Froma Harrop: Our love-hate relationship with Valentine’s Day
Valentine’s Day is upon us. And to think we are still recuperating from Groundhog Day. That’s February for you, a gray month of no big flashy celebrations, at least not until President’s Day.
The busier many of us get, the less our demand for outside stimuli. But for those needing to set chronological coordinates, Valentine’s Day delivers.
Valentine’s Day, the event, evokes responses ranging from love to hate. It is often held in contempt by the ultra-sophisticated and the partner-less, which are two groups that can overlap. They dismiss the day as a merchandising hook for purveyors of chocolate, flowers or heart-shaped anything — and a shot-in-the-arm for restaurateurs on a (preferably) non-weekend night. (Is that so bad?)
One reason to like Valentine’s Day is that it’s an occasion for which people get dressed up. One reason to dislike Valentine’s Day is that only the women get dressed up. This is a generalization, I know, but go to a nice restaurant and observe the ladies in sparkles and manicures and their male partners in un-pressed jeans, their shirts hanging out.
The men’s refusal to “make an effort” could be a power thing. But slob dressing may also reflect immaturity — or its mirror image, senility. A resident at an assisted living facility complained to me that she and the other women turn up for dinner carefully dressed and groomed, while many of the old men shuffle in looking like bums. (The home has a rule forbidding pajamas in the dining room.)
Some women may choose to forego the Valentine’s Day indignities this Sunday and instead escape into the mannerly sanctuary of “Downton Abbey.” It’s not that all those men behave well. Some are monsters in white ties, one having abandoned a bride at the altar. But they dress according to high standards. If they didn’t, they’d never have gotten far enough with a lady to play the cad.
And do note that the upper-class requirements for formal dress and exquisite tailoring aren’t all about putting on the dog. They are also about showing respect for those around them.
In 2016, let us salute men of all generations who still have the class to wear at least a jacket to a romantic dinner.
Those worried about not seeming hip, meanwhile, should be mindful of this: dressing like a slob has become conformist, and he who resists may be in the vanguard of something beyond cool: “normcore.”
According to Urban Dictionary, normcore is “a post-ironic anti-fashion, ‘purposely uncool’ trend by hipsters in an attempt to pull away from the subculture (fashions) that were becoming commercialized and popular.” In sum, “normcore is quickly becoming a legitimate fashion trend.”
That brings up an intriguing aspect of the modern Valentine’s Day — that is, how many gay and lesbian couples faithfully observe the celebration and with great style.
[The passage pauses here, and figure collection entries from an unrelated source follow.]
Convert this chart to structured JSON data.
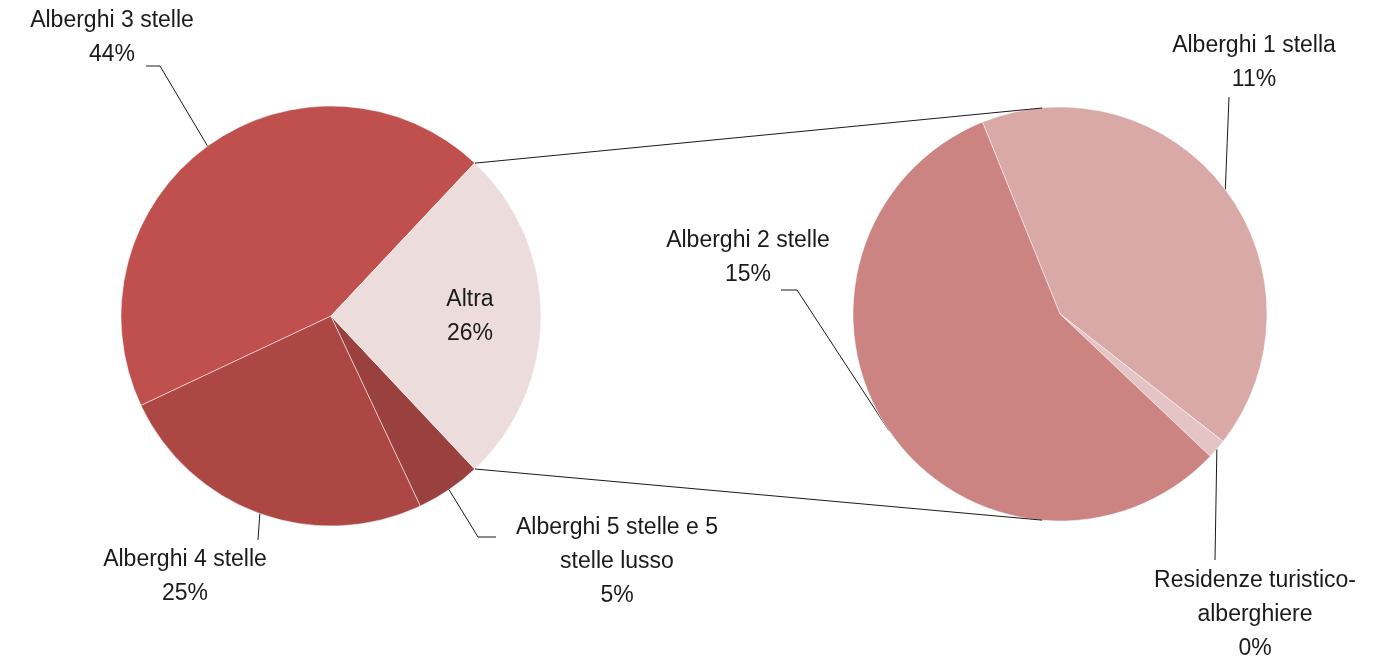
{
  "chart_data": [
    {
      "type": "pie",
      "categories": [
        "Alberghi 3 stelle",
        "Alberghi 4 stelle",
        "Alberghi 5 stelle e 5 stelle lusso",
        "Altra"
      ],
      "values": [
        44,
        25,
        5,
        26
      ],
      "colors": [
        "#c0504d",
        "#ad4744",
        "#9a403e",
        "#ecdcdc"
      ],
      "value_labels": [
        "44%",
        "25%",
        "5%",
        "26%"
      ]
    },
    {
      "type": "pie",
      "categories": [
        "Alberghi 1 stella",
        "Residenze turistico-alberghiere",
        "Alberghi 2 stelle"
      ],
      "values": [
        11,
        0.4,
        15
      ],
      "colors": [
        "#d9a9a8",
        "#e4c4c4",
        "#cc8482"
      ],
      "value_labels": [
        "11%",
        "0%",
        "15%"
      ]
    }
  ]
}
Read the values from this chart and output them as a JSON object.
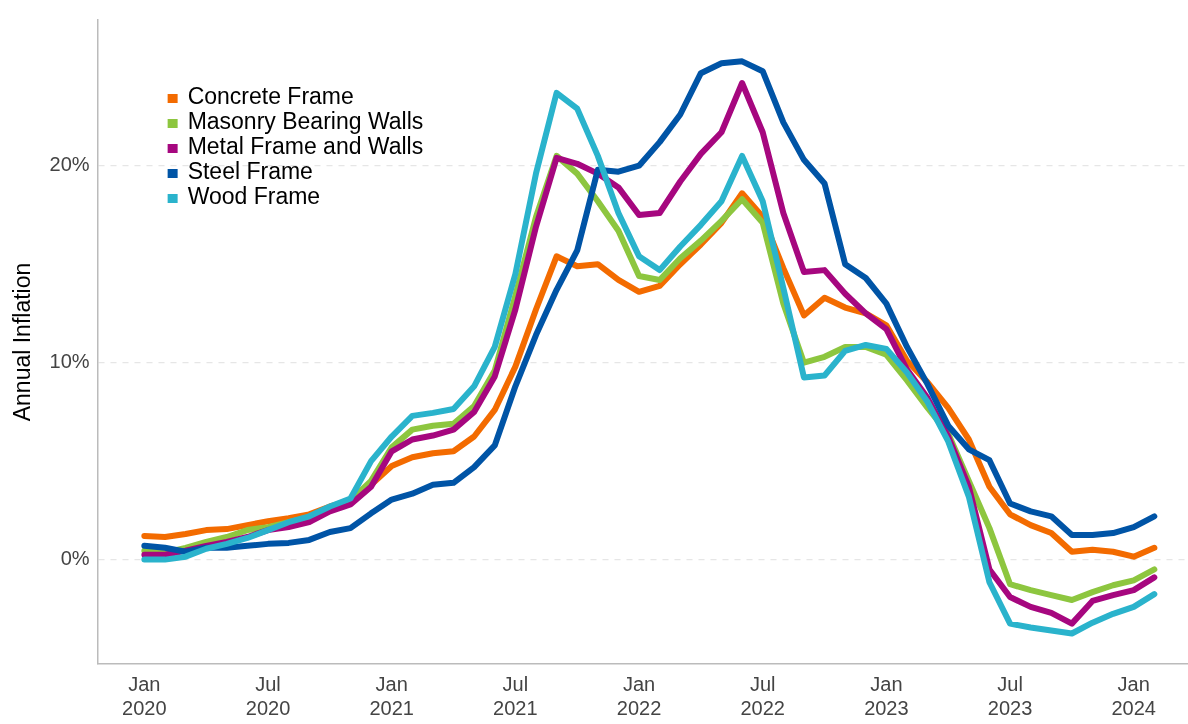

This may be an effort to feel part of a mainstream in which heterosexuality remains the norm. In any case, the gay community freshens up the tradition.
Speaking of which, Hallmark, the Kansas City-based arbiter of greeting card sentiments, has come up with a very diverse Valentine’s Day video. It tells the love stories of, among others, a lesbian couple and an interracial one, holding back none of the mush. A Hallmark spokeswoman said the company received a few gripes about the spot but most viewers reacted positively to it.
What one can love about Valentine’s Day is it can be as high- or low-impact as participants choose. It can be a night spent on the town or by candlelight at home, or it can be totally ignored. And by Feb. 15, it’s over.